Citation Context Corpus
The citation context corpus consists of the full text of 852 papers which cite the top 20 target papers in the citation sentiment corpus with the highest number of objective citations. The corpus contains 1,034 paper--reference pairs and 203,803 sentences from the ACL Anthology Network (AAN) corpus.
Citation Sentiment Corpus
The corpus consists of 8,736 citation sentences which have been manually annotated with sentiment. These citation sentences have been extracted from the ACL Anthology Network corpus. A science-specific sentiment lexicon consisting of 83 polar phrases which have been manually extracted is also available.
LDA topic modelling in JavaScript
The corpus consists of 8,736 citation sentences which have been manually annotated with sentiment. These citation sentences have been extracted from the ACL Anthology Network corpus. A science-specific sentiment lexicon consisting of 83 polar phrases which have been manually extracted is also available.
DependenSee
A small tool which generates a PNG of the dependency graph of a given sentence using the Stanford Parser.
Urdu Sentiment Lexicon
The Urdu Sentiment Lexicon is a list of 2,607 positive and 4,728 negative sentiment/opinion words for Urdu. Here's a simple javascript based application which changes the color of the sentiment words according to their polarity and calculates the background colour of the whole text using the total polarity score of the text.

Urdu Resources and Games

Urdu Thesaurus
Urdu Thesaurus is the first online free thesaurus for Urdu. Through its website and app, over forty thousand unique words and phrases, and over twenty thousand sets of synonyms can be searched. It was launched in 2016 and has since reached thousands of users in over 150 countries.
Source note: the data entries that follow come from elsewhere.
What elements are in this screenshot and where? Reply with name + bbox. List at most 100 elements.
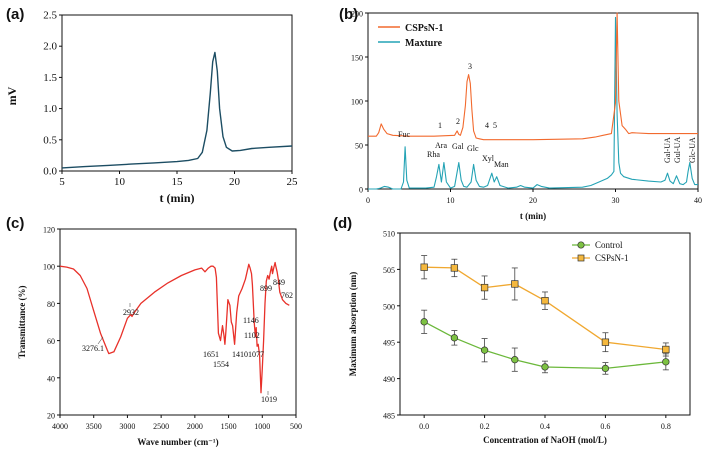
y-tick-label: 500 — [383, 302, 395, 311]
sugar-label-ara: Ara — [435, 141, 447, 150]
legend-label-cspsn1: CSPsN-1 — [405, 23, 443, 34]
peak-label-3: 3 — [468, 62, 472, 71]
panel-c-y-ticks: 20 40 60 80 100 120 — [43, 226, 60, 421]
panel-b-label: (b) — [339, 6, 358, 23]
panel-a-y-ticks: 0.0 0.5 1.0 1.5 2.0 2.5 — [43, 10, 62, 178]
x-tick-label: 3000 — [119, 422, 135, 431]
peak-label-1: 1 — [438, 121, 442, 130]
panel-c-x-label: Wave number (cm⁻¹) — [137, 437, 218, 447]
data-point-control — [662, 358, 670, 366]
panel-c-label: (c) — [6, 215, 24, 232]
y-tick-label: 1.0 — [43, 103, 57, 115]
series-line-cspsn1 — [368, 12, 698, 141]
x-tick-label: 1000 — [254, 422, 270, 431]
peak-label-2: 2 — [456, 117, 460, 126]
annot-2932: 2932 — [123, 308, 139, 317]
panel-d-label: (d) — [333, 215, 352, 232]
x-tick-label: 10 — [114, 176, 126, 188]
data-point-control — [601, 364, 610, 373]
legend-swatch-control-marker — [577, 241, 585, 249]
annot-leader-3276 — [97, 336, 104, 345]
panel-d-frame — [399, 232, 691, 416]
sugar-label-galua: Gal-UA — [663, 137, 672, 163]
y-tick-label: 100 — [351, 98, 363, 107]
panel-b-x-label: t (min) — [520, 211, 546, 221]
sugar-label-man: Man — [494, 160, 509, 169]
peak-label-5: 5 — [493, 121, 497, 130]
data-point-control — [480, 346, 489, 354]
x-tick-label: 15 — [172, 176, 184, 188]
x-tick-label: 25 — [287, 176, 299, 188]
y-tick-label: 2.0 — [43, 41, 57, 53]
legend-swatch-cspsn1-marker — [577, 254, 585, 262]
panel-c: (c) 20 40 60 80 100 120 4000 3500 3000 2500 2000 1… — [6, 215, 302, 447]
y-tick-label: 2.5 — [43, 10, 57, 22]
data-point-control — [420, 318, 428, 326]
panel-a-y-label: mV — [5, 86, 19, 105]
series-line-signal — [61, 51, 293, 169]
series-line-ir — [59, 261, 290, 394]
data-point-cspsn-1 — [662, 345, 670, 354]
annot-849: 849 — [273, 278, 285, 287]
legend-label-maxture: Maxture — [405, 38, 443, 49]
panel-c-y-label: Transmittance (%) — [17, 285, 27, 358]
data-point-control — [511, 356, 519, 364]
x-tick-label: 500 — [290, 422, 302, 431]
sugar-label-glc: Glc — [467, 144, 479, 153]
panel-d-legend: Control CSPsN-1 — [572, 240, 629, 263]
annot-899: 899 — [260, 284, 272, 293]
y-tick-label: 60 — [47, 337, 55, 346]
x-tick-label: 2500 — [153, 422, 169, 431]
y-tick-label: 150 — [351, 54, 363, 63]
annot-762: 762 — [281, 291, 293, 300]
x-tick-label: 0.8 — [661, 422, 671, 431]
sugar-label-gal: Gal — [452, 142, 464, 151]
annot-3276: 3276.1 — [82, 344, 104, 353]
panel-c-plot — [59, 261, 290, 394]
panel-a-x-label: t (min) — [160, 191, 195, 205]
y-tick-label: 100 — [43, 263, 55, 272]
y-tick-label: 0 — [359, 186, 363, 195]
y-tick-label: 20 — [47, 412, 55, 421]
panel-d-x-label: Concentration of NaOH (mol/L) — [483, 435, 607, 445]
panel-c-frame — [59, 228, 297, 416]
series-line-maxture — [368, 16, 698, 190]
x-tick-label: 10 — [447, 196, 455, 205]
panel-b-y-ticks: 0 50 100 150 200 — [351, 10, 368, 195]
panel-d-x-ticks: 0.0 0.2 0.4 0.6 0.8 — [419, 415, 671, 431]
panel-a-label: (a) — [6, 6, 24, 23]
annot-1651: 1651 — [203, 350, 219, 359]
x-tick-label: 20 — [229, 176, 241, 188]
peak-label-4: 4 — [485, 121, 489, 130]
panel-b-plot — [368, 12, 698, 190]
panel-b-x-ticks: 0 10 20 30 40 — [366, 189, 702, 205]
panel-c-x-ticks: 4000 3500 3000 2500 2000 1500 1000 500 — [52, 415, 302, 431]
panel-b-legend: CSPsN-1 Maxture — [378, 23, 443, 49]
x-tick-label: 3500 — [86, 422, 102, 431]
y-tick-label: 50 — [355, 142, 363, 151]
sugar-label-xyl: Xyl — [482, 154, 495, 163]
y-tick-label: 490 — [383, 375, 395, 384]
legend-label-cspsn1-d: CSPsN-1 — [595, 253, 629, 263]
y-tick-label: 1.5 — [43, 72, 57, 84]
panel-a-plot — [61, 51, 293, 169]
y-tick-label: 0.0 — [43, 166, 57, 178]
panel-d-plot — [420, 255, 670, 375]
y-tick-label: 505 — [383, 266, 395, 275]
y-tick-label: 510 — [383, 230, 395, 239]
y-tick-label: 120 — [43, 226, 55, 235]
data-point-cspsn-1 — [480, 283, 489, 292]
data-point-control — [541, 363, 549, 371]
panel-d-y-ticks: 485 490 495 500 505 510 — [383, 230, 400, 421]
x-tick-label: 30 — [612, 196, 620, 205]
x-tick-label: 4000 — [52, 422, 68, 431]
data-point-control — [450, 334, 459, 342]
x-tick-label: 0.0 — [419, 422, 429, 431]
data-point-cspsn-1 — [450, 264, 459, 272]
x-tick-label: 2000 — [187, 422, 203, 431]
annot-1019: 1019 — [261, 395, 277, 404]
x-tick-label: 1500 — [221, 422, 237, 431]
y-tick-label: 485 — [383, 412, 395, 421]
data-point-cspsn-1 — [541, 297, 549, 305]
Concordance of Iqbal's Urdu Poetry
KWIC (Key Word in Context) concordance is a method used in corpus linguistics to display a word in its surrounding context to help researchers analyze its usage. I couldn't find an KWIC concordance tool tailored for poetry — so I built one. Click on the link above for an example from all Urdu works of Iqbal.
Char Harf چار حرف
Char Harf is a word guessing game with the game mechanics of the old code breaking game Bulls and Cows. You have to guess a four-lettered word (all puns intended) and the computer reports back how many of your letters are present in the word and how many letters are in the correct place.
Urdle اُردل
Urdle was a word guessing game where you guess a four-lettered word and the computer shows which letters are present in the word and are in their correct place. It got quite popular very quickly in the online Urdu word game circles, reaching thousands of users per month.